The proposal for supporting mutable content is to model a version-series identifier to facilitate the semantics of citing an object at the conceptual level, instead of the version level. The member node needs to be primarily responsible for creating the versions that will be replicated to other DataONE member nodes. Undecided yet is whether an MN method should be added to allow end-users to trigger persisting specified versions, and whether that would apply to only certain types of mutable data.

The Series Identifier Approach

The proposed solution is to model and implement a “series identifier” along with resolution services that would work with series ids (“sids”) and pids. From a DataONE perspective, the series identifiers would be assigned to all versions of an object, be unique in dataone (assigned to only one version chain), and would be reserved just as pids - from the same namespace. This series identifier, once assigned to the version chain, would similarly be immutable, and inherited by all new versions of the item. It is also assumed that in order to coordinate users to use one identifier for citations, that the cardinality for the citation identifier would be 0..1. The semantics for resolving a sid would be to return an object location list for the latest version from the series.

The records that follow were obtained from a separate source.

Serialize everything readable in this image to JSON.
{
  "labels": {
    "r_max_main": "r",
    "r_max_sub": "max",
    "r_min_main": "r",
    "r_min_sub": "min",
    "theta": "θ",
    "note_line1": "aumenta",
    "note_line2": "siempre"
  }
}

Member Nodes only maintaining the latest version of an item would be required to use a new pid for the resulting new version, and modify the system metadata appropriately so that the new version can be picked up by synchronization. A new CN method will be available for MNs to notify CNs what versions are no longer available at that node, whereupon replication will determine the new authoritative node and replicate the content to the required number of replicas.

It cannot be assumed that a user with an identifier in hand knows whether it is a sid or a pid, so DataONE expects the user to refer to the system metadata once it has the item to determine if the identifier used in resolve matches the pid or the sid. Similarly, they could interrogate the search results for the same information. For high-level interfaces, like D1Client.getD1Object(id), the pid of the object returned may or may not match the passed in ‘id’. So, high-level functions or applications that use resolve will have to make sure they handle the new resolving semantics.

It is also recommended that search indexes create a search result record for the series identifier (that would match the latest version search record). This could complicate searches, so including an “also-known-as” field in the search result records might serve the purpose of indicating when two result records are actually the same thing.

Semantics of “Current”

DataONE will need to define what to return when the latest version is not “current”, i.e. it’s archived. As a starting point, it is safe to assume that when the latest is archived, it is the intention of the archiver that no content is returned from a “get current” request. Resolution services, on the other hand, may need to return the latest version, whether current or not.

Versioning Approach

Involving the Coordinating node in triggering which versions to persist does not scale and does not capture all versions the member node exposes. Therefore, main responsibility for generating persisted versions must remain with the member nodes, whether prompted from an MN_Read.persistVersion() method or not. Further discussion on different strategies for the different types of mutable content is warranted.